NZ economy grows smaller-than-expected 0.5% in 1st quarter
New Zealand's economy grew at a slower pace than expected in the first three months of the year as building activity and investment shrank, offsetting a recovery in milk production which spurred agriculture.
Gross domestic product expanded 0.5 percent in the three months ended March 31, accelerating from a 0.4 percent quarterly pace in the December quarter, and was 2.5 percent higher than the same period a year earlier, Statistics New Zealand said. That was below the 0.7 percent quarterly expansion forecast in a Reuters poll of economists, which also tipped GDP to be 2.7 percent higher than March 2015.
Activity was weighed on by a 2.1 percent contraction in the construction sector, the first decline since June June 2015, as non-residential building work fell from a peak. Earlier construction data had been seen as a potential drag on the economy in the quarter by economists ahead of today's figures. Construction activity rose 3.8 percent from a year earlier.

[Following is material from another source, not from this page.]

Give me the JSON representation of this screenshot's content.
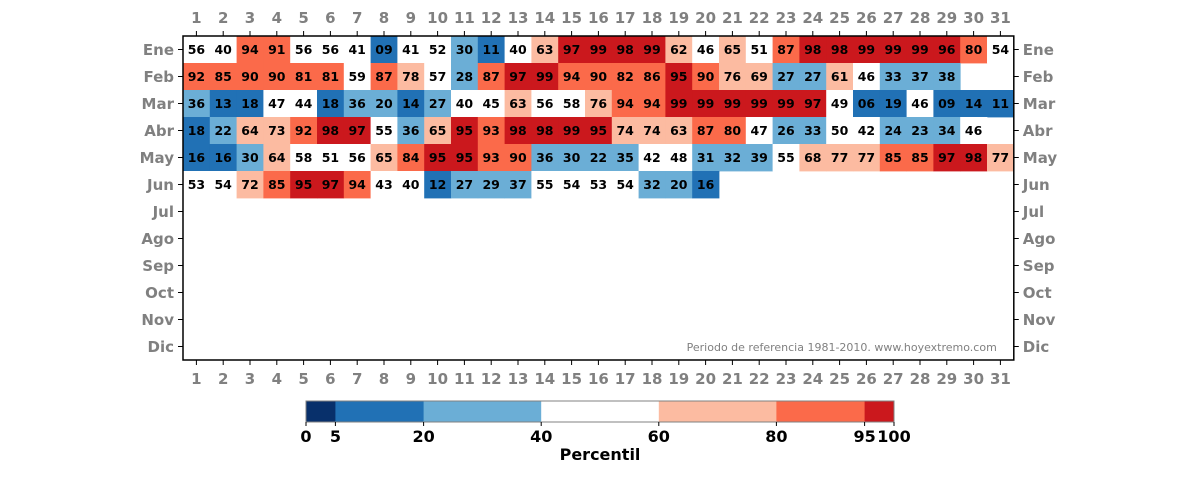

"Much lower building activity combined with mixed results for the service sector took the shine off higher dairy production and saw a second quarter of moderate overall GDP growth," national accounts senior manager Gary Dunnet said in a statement. "At an industry level, 11 out of 16 industries increased this quarter, with agriculture and retail trade having the biggest increases, while construction was significantly down."
The kiwi dollar traded at 72.51 US cents from 72.59 cents immediately before the data was released. It dropped to 96.46 Australian cents from 95.65 cents and the trade-weighted index fell to 77.79 from 77.89.
New Zealand's economy has been seen as a relative stand-out compared with other developed nations as record net migration, strong tourism flows, a massive pipeline of building work, and a recovery in global dairy prices have spurred enough job creation to meet a swelling population. Still, globally low interest rates and a strong New Zealand dollar have limited inflationary pressures, while a labour market flush with migrants has kept wages largely flat in an economy that has struggled to lift productivity.
Today's figures show agriculture, forestry and fishing expanded at the fastest pace in the quarter, up 2.8 percent. That was led by 4.3 percent growth for agriculture due to the increase in milk production. The sector expanded 0.3 percent from the same period a year earlier.
Retail trade and accommodation, which has been boosted by the country's strong tourism sector and growing population, expanded 1.8 percent in the quarter and was up 5.2 percent from a year earlier.
On an expenditure measure, GDP increased 0.2 percent, accelerating from a revised 0.1 percent pace in December. That was underpinned by a 1.3 percent increase in household spending which helped to offset a 0.4 percent decline in exports of goods and services. Figures yesterday showed the March quarter current account surplus of $244 million was smaller than economists were expecting. GDP expanded 2 percent on an expenditure basis from the same period a year earlier.
Business investment grew 2.3 percent in the quarter, accelerating from a 1.9 percent pace in December, due to a 13 percent jump in plant, machinery and equipment investment. That helped offset contractions across all building and construction investment and an 18 percent decline in transport equipment investment.
Manufacturing production grew 1 percent in the quarter and was 2.1 percent higher than a year earlier, with transport equipment, machinery and equipment manufacaturing the biggest contributor to the sector. Food, beverage and tobacco manufacturing was also higher.
The services sector, which accounts for about 70 percent of the economy, expanded 0.4 percent in the quarter, due to gains in retail trade and health care, helping offset a 2 percent contraction in transport, postal and warehousing activity from reduced rail and air transport services.
On a per capita basis, GDP shrank 0.1 percent in the quarter, following on from a 0.2 percent contraction in December, for a 0.9 percent annual increase. Real gross national disposable income per capita, which measures purchasing power, shrank 0.9 percent in the quarter, following a revised 1.8 percent expansion in December, for an annual increase of 1.8 percent.
StatsNZ said the country's 43-year-high terms of trade was more than offset by a fall in both net investment and transfer income with the rest of the world.